同社は、創業者精神・企業家精神を企業理念として掲げているだけあって、成長スピードが目覚ましい。近年は取引先を増やしながら順調に業績を伸ばしており、2015年には800万ドルだった売上を、2017年の終わりには1900万ドルにまで拡大した。

共同設立者兼CEOのテリー・メイヤー氏、サンディ・グリーンバーグ氏は、クリエイティブな人間が会社を動かし迅速に意思決定すること、目に見える形で感謝を表してメンバーの士気を高めることが成功の鍵となっていると語る。

近年特に注目を集めた仕事は、2016年から担当しているベビーフード会社・ガーバーのテレビCM「Our Babies」である。「果物と野菜は私たちの赤ちゃんです」というメッセージの下、赤ちゃんの身体のパーツと、それらにそっくりな果物や野菜を、2分割の画面で比較していくものだ。

ブルーベリーのような青い目、洋ナシのような丸い頭は、商品に使われている素材の新鮮さや安全性を想起させる。
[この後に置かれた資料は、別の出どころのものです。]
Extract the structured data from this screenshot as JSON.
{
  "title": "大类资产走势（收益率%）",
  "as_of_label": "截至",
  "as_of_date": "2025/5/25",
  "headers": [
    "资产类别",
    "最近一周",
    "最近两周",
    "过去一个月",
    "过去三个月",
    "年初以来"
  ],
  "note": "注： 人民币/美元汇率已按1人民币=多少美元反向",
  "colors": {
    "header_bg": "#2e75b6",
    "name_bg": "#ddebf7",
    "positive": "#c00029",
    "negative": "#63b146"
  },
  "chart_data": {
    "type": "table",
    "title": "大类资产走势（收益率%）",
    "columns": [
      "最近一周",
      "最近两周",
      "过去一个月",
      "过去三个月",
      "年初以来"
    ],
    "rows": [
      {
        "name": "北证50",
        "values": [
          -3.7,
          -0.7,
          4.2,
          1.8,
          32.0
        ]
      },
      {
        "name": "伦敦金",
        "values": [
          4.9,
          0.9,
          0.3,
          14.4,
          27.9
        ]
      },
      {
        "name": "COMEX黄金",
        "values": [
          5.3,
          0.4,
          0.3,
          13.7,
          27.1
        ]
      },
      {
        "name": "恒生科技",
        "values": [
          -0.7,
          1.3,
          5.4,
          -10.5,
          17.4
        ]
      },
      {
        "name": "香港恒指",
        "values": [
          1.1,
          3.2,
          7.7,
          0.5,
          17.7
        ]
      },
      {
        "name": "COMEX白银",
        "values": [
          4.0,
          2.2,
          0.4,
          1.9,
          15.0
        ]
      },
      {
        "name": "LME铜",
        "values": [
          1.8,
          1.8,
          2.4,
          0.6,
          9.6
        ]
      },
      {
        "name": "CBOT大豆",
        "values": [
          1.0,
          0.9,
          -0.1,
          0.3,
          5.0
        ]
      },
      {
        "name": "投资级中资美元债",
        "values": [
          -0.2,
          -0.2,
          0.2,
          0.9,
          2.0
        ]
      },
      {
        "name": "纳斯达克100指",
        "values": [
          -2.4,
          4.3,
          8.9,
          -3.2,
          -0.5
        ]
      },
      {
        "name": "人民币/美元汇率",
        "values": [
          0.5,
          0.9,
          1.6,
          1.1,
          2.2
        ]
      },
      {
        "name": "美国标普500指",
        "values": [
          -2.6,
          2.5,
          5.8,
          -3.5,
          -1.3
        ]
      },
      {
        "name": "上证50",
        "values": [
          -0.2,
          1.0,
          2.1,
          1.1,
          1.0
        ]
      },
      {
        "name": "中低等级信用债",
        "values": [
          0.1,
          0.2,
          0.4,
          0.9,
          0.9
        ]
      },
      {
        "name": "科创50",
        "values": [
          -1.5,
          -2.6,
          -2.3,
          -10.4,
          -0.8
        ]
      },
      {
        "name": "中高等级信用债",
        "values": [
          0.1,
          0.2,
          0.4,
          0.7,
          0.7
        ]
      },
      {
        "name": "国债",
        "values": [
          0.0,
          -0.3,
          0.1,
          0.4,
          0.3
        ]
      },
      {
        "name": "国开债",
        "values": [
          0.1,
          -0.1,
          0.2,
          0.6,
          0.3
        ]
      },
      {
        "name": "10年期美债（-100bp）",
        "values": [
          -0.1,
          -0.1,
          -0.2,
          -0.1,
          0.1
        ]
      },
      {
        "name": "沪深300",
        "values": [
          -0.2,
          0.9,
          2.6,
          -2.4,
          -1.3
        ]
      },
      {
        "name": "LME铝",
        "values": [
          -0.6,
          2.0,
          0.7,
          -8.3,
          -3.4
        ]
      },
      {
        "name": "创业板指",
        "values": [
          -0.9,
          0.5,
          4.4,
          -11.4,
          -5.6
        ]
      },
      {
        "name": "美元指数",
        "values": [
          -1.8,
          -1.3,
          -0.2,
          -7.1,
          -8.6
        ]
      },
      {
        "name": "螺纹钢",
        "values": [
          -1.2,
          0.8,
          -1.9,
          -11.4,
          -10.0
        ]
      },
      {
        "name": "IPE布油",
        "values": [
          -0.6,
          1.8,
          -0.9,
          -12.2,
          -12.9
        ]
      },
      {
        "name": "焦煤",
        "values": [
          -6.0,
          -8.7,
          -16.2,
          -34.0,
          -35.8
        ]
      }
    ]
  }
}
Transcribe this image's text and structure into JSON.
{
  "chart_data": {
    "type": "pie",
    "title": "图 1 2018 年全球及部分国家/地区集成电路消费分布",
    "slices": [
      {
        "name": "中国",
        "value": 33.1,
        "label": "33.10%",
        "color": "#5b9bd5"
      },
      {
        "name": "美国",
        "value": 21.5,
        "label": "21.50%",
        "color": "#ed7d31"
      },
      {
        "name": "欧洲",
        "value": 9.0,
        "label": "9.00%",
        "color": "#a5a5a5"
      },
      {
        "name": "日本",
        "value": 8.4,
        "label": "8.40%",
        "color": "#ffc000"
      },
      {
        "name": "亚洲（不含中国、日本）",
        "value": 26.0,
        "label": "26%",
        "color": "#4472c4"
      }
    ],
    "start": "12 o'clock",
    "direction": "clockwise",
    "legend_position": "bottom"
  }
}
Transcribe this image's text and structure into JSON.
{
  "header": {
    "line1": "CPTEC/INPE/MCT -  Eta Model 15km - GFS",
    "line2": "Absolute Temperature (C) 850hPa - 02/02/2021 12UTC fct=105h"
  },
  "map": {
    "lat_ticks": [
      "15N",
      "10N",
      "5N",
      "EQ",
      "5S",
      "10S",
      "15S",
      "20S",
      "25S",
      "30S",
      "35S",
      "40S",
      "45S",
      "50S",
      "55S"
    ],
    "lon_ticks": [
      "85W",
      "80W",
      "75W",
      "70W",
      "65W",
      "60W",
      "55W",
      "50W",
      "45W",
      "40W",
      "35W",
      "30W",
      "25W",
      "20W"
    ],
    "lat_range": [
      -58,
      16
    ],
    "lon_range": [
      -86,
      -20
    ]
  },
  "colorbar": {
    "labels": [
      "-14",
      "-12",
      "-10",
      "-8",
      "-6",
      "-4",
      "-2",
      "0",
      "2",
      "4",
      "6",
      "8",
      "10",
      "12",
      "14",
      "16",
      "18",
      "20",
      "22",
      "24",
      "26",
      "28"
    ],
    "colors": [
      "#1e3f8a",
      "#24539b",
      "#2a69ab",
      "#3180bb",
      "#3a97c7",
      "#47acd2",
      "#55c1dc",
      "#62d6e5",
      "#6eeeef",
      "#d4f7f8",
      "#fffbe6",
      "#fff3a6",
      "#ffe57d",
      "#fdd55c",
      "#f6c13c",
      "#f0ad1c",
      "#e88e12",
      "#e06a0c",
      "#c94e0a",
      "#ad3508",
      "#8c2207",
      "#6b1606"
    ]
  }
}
楽曲はエイモス・リーによるもので、温かみがありながらも、モダンで洗練された雰囲気となっている。

母親が赤ちゃんに愛情を注ぐのと同じように、愛情を込めてつくっているベビーフードだということ、単なる食品メーカーではなく、家族の幸せな暮らしをつくるブランドだということを、シンプルながらも強くアピールするCMとなっている。

また、同時に商品アイコンのリニューアルも行った。商品価値の向上だけでな く、ブランド全体のイメージアップにつながったこのキャンペーンにより、ウォルマートにおける売上は2.5%上昇したという。